La ciliegina in metro: una voce che non fosse che è registrata direi che si fa sempre più scoglionata a ogni ripetizione, annuncia che le fermate Porta Susa e 18 dicembre sono inagibili per motivi di ordine pubblico. Un ragazzo davanti a me cristona e si attacca al telefono.
– Ci sono i No Tav che fanno casino devo scendere a quella dopo.
– Sempre colpa dei No Tav – dico, e c’è un tipo, uno che secondo me non era alla manifestazione, che però ci sorride.
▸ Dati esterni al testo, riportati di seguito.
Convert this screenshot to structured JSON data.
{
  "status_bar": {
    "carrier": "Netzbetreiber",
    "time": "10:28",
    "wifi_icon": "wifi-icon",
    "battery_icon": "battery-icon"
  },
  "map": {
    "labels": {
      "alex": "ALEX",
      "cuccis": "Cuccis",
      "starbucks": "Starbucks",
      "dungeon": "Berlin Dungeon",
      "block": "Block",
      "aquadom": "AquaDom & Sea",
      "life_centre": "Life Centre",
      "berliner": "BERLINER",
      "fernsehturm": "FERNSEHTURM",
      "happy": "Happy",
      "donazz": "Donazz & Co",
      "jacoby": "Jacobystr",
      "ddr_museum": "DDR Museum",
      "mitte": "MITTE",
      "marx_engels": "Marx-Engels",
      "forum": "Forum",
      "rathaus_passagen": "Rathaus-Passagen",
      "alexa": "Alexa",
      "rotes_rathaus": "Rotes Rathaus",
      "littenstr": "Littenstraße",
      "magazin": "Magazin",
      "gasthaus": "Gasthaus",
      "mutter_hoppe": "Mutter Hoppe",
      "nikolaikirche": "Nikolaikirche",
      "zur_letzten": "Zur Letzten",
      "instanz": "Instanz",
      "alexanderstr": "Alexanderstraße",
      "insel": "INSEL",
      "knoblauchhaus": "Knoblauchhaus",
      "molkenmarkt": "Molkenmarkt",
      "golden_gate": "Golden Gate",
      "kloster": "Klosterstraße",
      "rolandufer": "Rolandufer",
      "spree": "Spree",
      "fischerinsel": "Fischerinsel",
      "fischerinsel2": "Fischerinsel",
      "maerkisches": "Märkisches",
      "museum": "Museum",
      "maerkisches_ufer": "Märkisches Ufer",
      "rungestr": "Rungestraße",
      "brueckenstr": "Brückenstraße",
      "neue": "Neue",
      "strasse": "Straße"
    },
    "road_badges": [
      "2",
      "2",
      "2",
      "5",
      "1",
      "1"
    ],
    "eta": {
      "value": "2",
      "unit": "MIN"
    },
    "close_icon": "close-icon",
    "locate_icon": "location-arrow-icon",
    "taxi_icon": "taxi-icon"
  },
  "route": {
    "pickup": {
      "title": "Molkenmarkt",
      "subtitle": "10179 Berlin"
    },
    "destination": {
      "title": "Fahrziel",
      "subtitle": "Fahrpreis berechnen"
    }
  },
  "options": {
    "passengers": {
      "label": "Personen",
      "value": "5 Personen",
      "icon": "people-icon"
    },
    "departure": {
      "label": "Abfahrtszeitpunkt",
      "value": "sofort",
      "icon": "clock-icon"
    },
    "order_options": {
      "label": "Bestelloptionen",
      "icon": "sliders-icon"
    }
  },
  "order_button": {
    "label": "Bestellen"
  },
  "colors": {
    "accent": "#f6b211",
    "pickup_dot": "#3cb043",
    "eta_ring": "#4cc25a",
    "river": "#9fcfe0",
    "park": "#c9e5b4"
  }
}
CG: Nel linguaggio comune si usa spesso la metafora della montagna da scalare per riferirsi a compiti particolarmente gravosi o prostranti. Una metafora che si applica meravigliosamente alla protesta No Tav; scalare una montagna per difendere una montagna. Scalare una montagna di affarismo, di collusione e di indifferenza, una montagna la cui ascesa richiede un’enorme costanza ed una serie interminabile di passaggi “difficili”. Quello di oggi, qui in centro a Torino, è anch’esso un piccolo passo nella scalata della montagna; uno di quelli facili, a ricordare però che la direzione è univoca, che la marcia prosegue e che non ci passa nemmeno per la testa di desistere, voltarci e ridiscendere in quella pianura in cui si vuole allevare il gregge della condiscendenza.
Post Scriptum:
Mariano Tomatis: Sulla strada verso il corteo mi fermo a mangiare una piadina. Ho con me Alpinismo eroico di Emilio Comici. Lo apro a caso: cerco stimoli e mi imbatto in un dettaglio tecnico. Comici illustra un nodo alpinistico, introdotto dall’austriaco Karl Prusik. Dubito di averne bisogno in giornata, ma la pagina mi dice altro. La osservo in modo più distratto e mi coglie un dejà-vu. Ho già visto qualcosa del genere. Se mi allontanassi di un metro, a una certa distanza mi parrebbe un libro per illusionisti. La sera, tornato a casa, fotograferò la pagina accanto a quella di un manuale per prestigiatori.
È lo stesso Comici, qualche pagina dopo, a consolidare il bizzarro parallelo. Un paragrafo successivo si intitola “Il giudizio di «impossibile»”. Descrive quei passaggi in cui la parete si presenta così liscia e friabile da rendere del tutto impraticabile la salita. C’è un momento in cui l’intero gruppo si arrende di fronte all’impossibile: “E lui, e i compagni, muti, avviliti, guardano la parete inesorabile: la guardano quasi con ostilità.” Non mi stupirei se qualcuno mormorasse: “Ci vorrebbe una magia…”
“Poi qualcuno si azzarda a dire: «Non ti sembra, lassù, un po’ a destra di quella macchietta nera, di vedere una fessuretta?»” Le speranze si riaccendono. Il primo, “che nel frattempo si è un po’ riposato, si scuote e ritorna a sperare.”
Comici descrive una complicata operazione, seguita a distanza dai compagni con il respiro rotto. Finché la magia avviene: “I compagni hanno il cuore in tumulto, e vedono l’amico afferrarsi ad un appiglio invisibile. Vedono, il suo corpo arcuarsi tutto nello spazio, profilarsi contro il cielo… Poi, come per un miracolo, vedono che ha le gambe nel posto ove prima aveva le mani.”
Mi avvicino a piazza Statuto, da cui partirà il corteo, accorgendomi di non scorgere ancora quella fessuretta. Ma il Comici che ho nello zaino mi suggerisce cautela nell’esprimere il giudizio di «impossibile». Quando a voler proseguire la salita si è in tanti, l’appiglio non può nascondersi a lungo.